Baru-baru ini diberitakan kalau penambangan Bitcoin di dunia mengkonsumsi listrik tahunan yang lebih besar dari konsumsi listrik di Argentina dan beberapa negara lainnya.
Dihimpun detikINET dari berbagai sumber, Sabtu (20/2/2021) menurut peneliti dari University of Cambridge, Inggris, pada 2020 lalu konsumsi listrik penambangan Bitcoin mencapai 121,36 terawatt per hours (Twh). Sementara konsumsi listrik tahunan di Argentina hanya 121 Twh, Belanda 108,8 Twh, Uni Emirat Arab 113 Twh, dan hampir sama dengan Norwegia (122,2 Twh).
Angka konsumsi listrik Bitcoin ini terus naik sejak pertama ditemukan dan belum ada tanda-tanda menurun. Pada 2019 misalnya, konsumsi listrik penambangan Bitcoin selama setahun baru mencapai 64 Twh, atau lebih besar dari konsumsi listrik Swiss yang hanya 58 Twh.
Hal inilah yang membuat Bitcoin dikritisi oleh banyak pihak, karena konsumsi listriknya yang besar ini berkaitan dengan jumlah polusi CO2 yang dihasilkan dari pembangkit listrik.
Peneliti di University of Cambridge menggunakan sebuah alat bernama Cambridge Bitcoin Electricity Consumtion Index (CBECI), yang bisa memperkirakan berapa banyak energi listrik yang dibutuhkan untuk menyalakan jaringan Bitcoin secara real time.
Sebenarnya, apa itu menambang Bitcoin? Agar Bitcoin bisa berfungsi, harus ada proses komputer untuk melakukan verifikasi transaksi digital. Nantinya miners yang bekerja akan mendapat imbalan Bitcoin dan altcoin. Proses menciptakan Bitcoin ini makan waktu dan makan energi listrik yang banyak untuk menyelesaikan validasi digital itu. Proses ini yang disebut menambang Bitcoin.
Untuk menambang dibutuhkan software, perangkat komputer yang sangat kuat, listrik yang besar, hingga internet super cepat. Agar mendapat untung dari penambangan Bitcoin, penambang harus memiliki banyak perangkat keras yang sangat mumpuni. Jika tidak, daya yang dihabiskan lebih besar ketimbang nilai Bitcoin yang didapat.
Penambangan Bitcoin ini mengkonsumsi listrik yang besar karena melibatkan proses kalkulasi kelas berat dari komputer untuk memverifikasi transaksi. Konsumsi listrik yang besar ini juga berbanding lurus dengan panas yang dihasilkan oleh perangkat komputer penambangnya.
Alhasil sejumlah penambang Bitcoin kemudian pindah ke negara seperti Islandia, yang mempunyai suhu dingin untuk membantu pendinginan perangkat penambang uang digital ini.

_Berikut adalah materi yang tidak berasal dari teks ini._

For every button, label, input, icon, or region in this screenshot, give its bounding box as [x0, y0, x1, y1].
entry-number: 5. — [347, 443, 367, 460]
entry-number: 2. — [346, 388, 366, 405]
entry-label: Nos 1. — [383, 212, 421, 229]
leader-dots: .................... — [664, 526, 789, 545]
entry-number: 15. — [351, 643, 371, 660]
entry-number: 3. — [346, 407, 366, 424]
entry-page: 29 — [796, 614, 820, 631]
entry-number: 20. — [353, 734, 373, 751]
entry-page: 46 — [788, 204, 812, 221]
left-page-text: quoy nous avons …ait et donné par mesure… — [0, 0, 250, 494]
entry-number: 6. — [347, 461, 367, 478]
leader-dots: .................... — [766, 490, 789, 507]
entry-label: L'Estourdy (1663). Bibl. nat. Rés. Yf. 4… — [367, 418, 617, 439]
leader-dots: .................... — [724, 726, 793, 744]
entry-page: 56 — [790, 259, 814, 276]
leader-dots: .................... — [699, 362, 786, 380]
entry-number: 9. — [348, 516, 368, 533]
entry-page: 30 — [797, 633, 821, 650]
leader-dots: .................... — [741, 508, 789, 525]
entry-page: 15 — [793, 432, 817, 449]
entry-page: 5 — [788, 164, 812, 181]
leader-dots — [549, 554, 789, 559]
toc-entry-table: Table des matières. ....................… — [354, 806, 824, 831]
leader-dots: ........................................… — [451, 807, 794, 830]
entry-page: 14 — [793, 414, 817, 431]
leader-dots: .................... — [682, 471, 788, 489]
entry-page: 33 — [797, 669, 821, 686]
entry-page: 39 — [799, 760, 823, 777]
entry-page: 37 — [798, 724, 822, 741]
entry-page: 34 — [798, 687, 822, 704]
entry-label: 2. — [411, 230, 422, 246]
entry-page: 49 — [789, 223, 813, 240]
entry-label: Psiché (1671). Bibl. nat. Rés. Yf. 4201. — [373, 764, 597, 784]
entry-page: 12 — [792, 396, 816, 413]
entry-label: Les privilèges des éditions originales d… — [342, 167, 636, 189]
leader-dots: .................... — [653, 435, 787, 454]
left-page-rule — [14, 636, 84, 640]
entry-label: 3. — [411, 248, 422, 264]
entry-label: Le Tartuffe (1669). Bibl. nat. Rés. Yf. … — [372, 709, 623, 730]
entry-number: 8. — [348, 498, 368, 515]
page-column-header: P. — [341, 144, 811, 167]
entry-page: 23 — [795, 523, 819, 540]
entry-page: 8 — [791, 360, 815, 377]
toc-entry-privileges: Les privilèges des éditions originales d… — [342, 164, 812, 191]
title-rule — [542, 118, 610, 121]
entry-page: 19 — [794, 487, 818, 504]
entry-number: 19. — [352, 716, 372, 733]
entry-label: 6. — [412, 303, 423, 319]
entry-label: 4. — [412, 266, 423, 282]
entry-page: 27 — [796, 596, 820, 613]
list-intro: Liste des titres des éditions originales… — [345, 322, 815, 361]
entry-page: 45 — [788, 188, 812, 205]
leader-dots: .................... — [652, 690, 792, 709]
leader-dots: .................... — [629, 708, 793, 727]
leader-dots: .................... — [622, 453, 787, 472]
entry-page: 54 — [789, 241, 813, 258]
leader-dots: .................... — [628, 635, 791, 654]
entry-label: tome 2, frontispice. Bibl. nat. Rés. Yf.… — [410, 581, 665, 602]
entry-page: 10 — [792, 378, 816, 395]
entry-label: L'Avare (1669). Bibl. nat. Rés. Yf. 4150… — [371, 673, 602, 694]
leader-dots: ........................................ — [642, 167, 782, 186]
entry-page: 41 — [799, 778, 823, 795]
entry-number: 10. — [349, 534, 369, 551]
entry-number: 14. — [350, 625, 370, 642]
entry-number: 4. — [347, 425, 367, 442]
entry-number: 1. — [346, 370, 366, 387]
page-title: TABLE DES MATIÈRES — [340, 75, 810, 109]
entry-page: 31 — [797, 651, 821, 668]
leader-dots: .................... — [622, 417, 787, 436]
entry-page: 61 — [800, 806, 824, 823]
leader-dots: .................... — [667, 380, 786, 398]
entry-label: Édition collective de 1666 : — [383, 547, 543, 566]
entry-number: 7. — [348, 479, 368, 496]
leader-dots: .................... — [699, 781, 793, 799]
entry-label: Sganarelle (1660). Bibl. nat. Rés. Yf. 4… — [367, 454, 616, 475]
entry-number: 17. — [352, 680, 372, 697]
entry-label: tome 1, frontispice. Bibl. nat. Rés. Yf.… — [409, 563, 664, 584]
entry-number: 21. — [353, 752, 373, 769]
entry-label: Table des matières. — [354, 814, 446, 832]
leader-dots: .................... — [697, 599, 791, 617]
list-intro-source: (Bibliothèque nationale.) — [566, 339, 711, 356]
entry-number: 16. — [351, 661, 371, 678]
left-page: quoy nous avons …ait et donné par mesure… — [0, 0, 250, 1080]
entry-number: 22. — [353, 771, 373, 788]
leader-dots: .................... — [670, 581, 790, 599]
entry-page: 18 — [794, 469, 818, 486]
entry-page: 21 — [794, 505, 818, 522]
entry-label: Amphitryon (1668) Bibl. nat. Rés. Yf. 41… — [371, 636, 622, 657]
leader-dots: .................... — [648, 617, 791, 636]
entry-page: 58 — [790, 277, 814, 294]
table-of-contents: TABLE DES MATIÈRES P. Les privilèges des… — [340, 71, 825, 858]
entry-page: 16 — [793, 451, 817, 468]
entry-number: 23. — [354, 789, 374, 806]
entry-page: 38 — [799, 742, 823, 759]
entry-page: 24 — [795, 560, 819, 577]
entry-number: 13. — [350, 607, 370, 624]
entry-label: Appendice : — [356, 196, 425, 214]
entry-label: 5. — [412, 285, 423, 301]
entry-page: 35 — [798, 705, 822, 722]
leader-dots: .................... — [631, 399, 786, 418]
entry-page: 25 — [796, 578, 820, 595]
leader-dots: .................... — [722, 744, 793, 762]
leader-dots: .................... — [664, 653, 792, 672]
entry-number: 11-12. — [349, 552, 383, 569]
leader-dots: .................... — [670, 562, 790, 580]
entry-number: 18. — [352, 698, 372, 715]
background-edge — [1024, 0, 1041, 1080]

Perlu diingat, angka estimasi konsumsi listrik tahunan dari CBECI ini sebenarnya tak terlalu akurat, dan perkiraan angkanya tergantung dari model yang dipakai. Sebagai perbandingan, angka perkiraan konsumsi listrik Bitcoin yang dirilis oleh Statista jauh lebih kecil dari angka keluaran CBECI.
Per November 2020 lalu, Statista memperkirakan konsumsi listrik Bitcoin global ‘hanya 76,87 Twh. Jauh lebih kecil dari estimasi keluaran CBECI.